El Melero vestía un pobre chiripá y sus aperos los fabricaba él mismo, con el cuero de animales que morían en el monte o en los potreros por cualquier causa. Andaba a paso lento, montado en una flaca cabalgadura y surgía siempre de entre la maraña del monte, portando su mercancía que era muy solicitada por las amas de casa de ese tiempo, que siguió a la guerra de la independencia, que se llenaba con el nombre de Güemes, y el relato de anecdóticas hazañas en las afueras de la ciudad, junto a los fogones fraternales que se encendían al caer la tarde y donde eran centro de la reunión, conversaciones simples y sabrosas, con que la gente pobre solía despedir la larga jornada de trabajo que había vivido.

El Melero aparecía en la época en que las abejas, los guancoiros y puisquillos, llenaban sus panales con el elaborado néctar de las flores silvestres de la campiña y del bosque, hosco y enmarañado, como si fuera una colosal melena india enredada y dura, que se rebelaba contra las costumbres que estaban alterando la vida tradicional de la tierra arrebatada. Entraba al monte al tranco lento, observando los árboles. Los duros quebrachos en cuyos troncos solían anidar los puisquillos, con su colmena de barro adherida a una rama que se extendía como brazo protector para dar fresca y tupida sombra.
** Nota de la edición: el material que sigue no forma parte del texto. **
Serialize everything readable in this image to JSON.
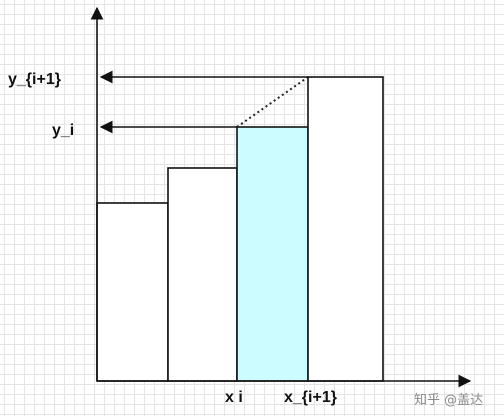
{
  "labels": {
    "y_upper": "y_{i+1}",
    "y_lower": "y_i",
    "x_left": "x i",
    "x_right": "x_{i+1}"
  },
  "watermark": "知乎 @盖达",
  "colors": {
    "highlight_fill": "#ccfcff",
    "bar_stroke": "#111111",
    "axis_stroke": "#111111"
  },
  "bars": [
    {
      "id": "bar-1",
      "relative_height": 0.59,
      "highlighted": false
    },
    {
      "id": "bar-2",
      "relative_height": 0.7,
      "highlighted": false
    },
    {
      "id": "bar-3",
      "relative_height": 0.84,
      "highlighted": true
    },
    {
      "id": "bar-4",
      "relative_height": 1.0,
      "highlighted": false
    }
  ]
}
Tenía en su mirada un extraño brillo que se quedaba quieto mirando largo rato la "bala" como se llamaba a este panal - luego comenzaba lentamente su tarea encendiendo una pequeña fogata que alimentaba con hojarasca seca, a la cual le iba agregando yuyos verde para obtener el humo. Este humo solía manejarlo con extraña habilidad, dirigiendo el mismo, hacia la colmena y logrando con ello la paulatina partida de los puisquillos, que en su apariencia de mosquitos, no alarmaban a los neófitos que ignoraban que podía picar lo mismo que una avispa.

Formando una nube zumbadora alejándose como buscando al audaz que los había molestado. Entonces El Melero, con movimientos pausados subía hasta las ramas altas, donde estaba el huso gris de barro apretado en panes delgados, y los despegaba con habilidad. Después lo colocaba en un tarro de lata que ponía en las alforjas andrajosas y continuaba su viaje. Para sacar la miel de los guncoiros, esos cascarudos perversos de grave picadura, con una ramita de "pichana" sentábase en cuclillas junto al agujero que en el suelo marcaba el lugar del nido, construido con una pequeña ánfora que llenan con una miel color azúcar quemada de exquisito sabor.

Con un palito hurgaba la boca de la cueva, y uno a uno salían los insectos enfurecidos que iba abatiendo con certeros golpes de la pequeña rama. Cuando terminaba de eliminar al último guancoiro, sacaba la pequeña olla cavando con su cuchillo y cuidadosamente la colocaba en un frasco de ancha boca.

El Melero se fue cuando los insecticidas terminaron con estas especies de abejas salvajes de nuestro campo, dando paso a otras golosinas que no tienen el sabor misterioso y salvaje de aquellas que traía el indio taciturno, aferrado a su libertad de antaño.

FUENTE: Crónica del Noa. Salta, 05 de Mayo de 1982.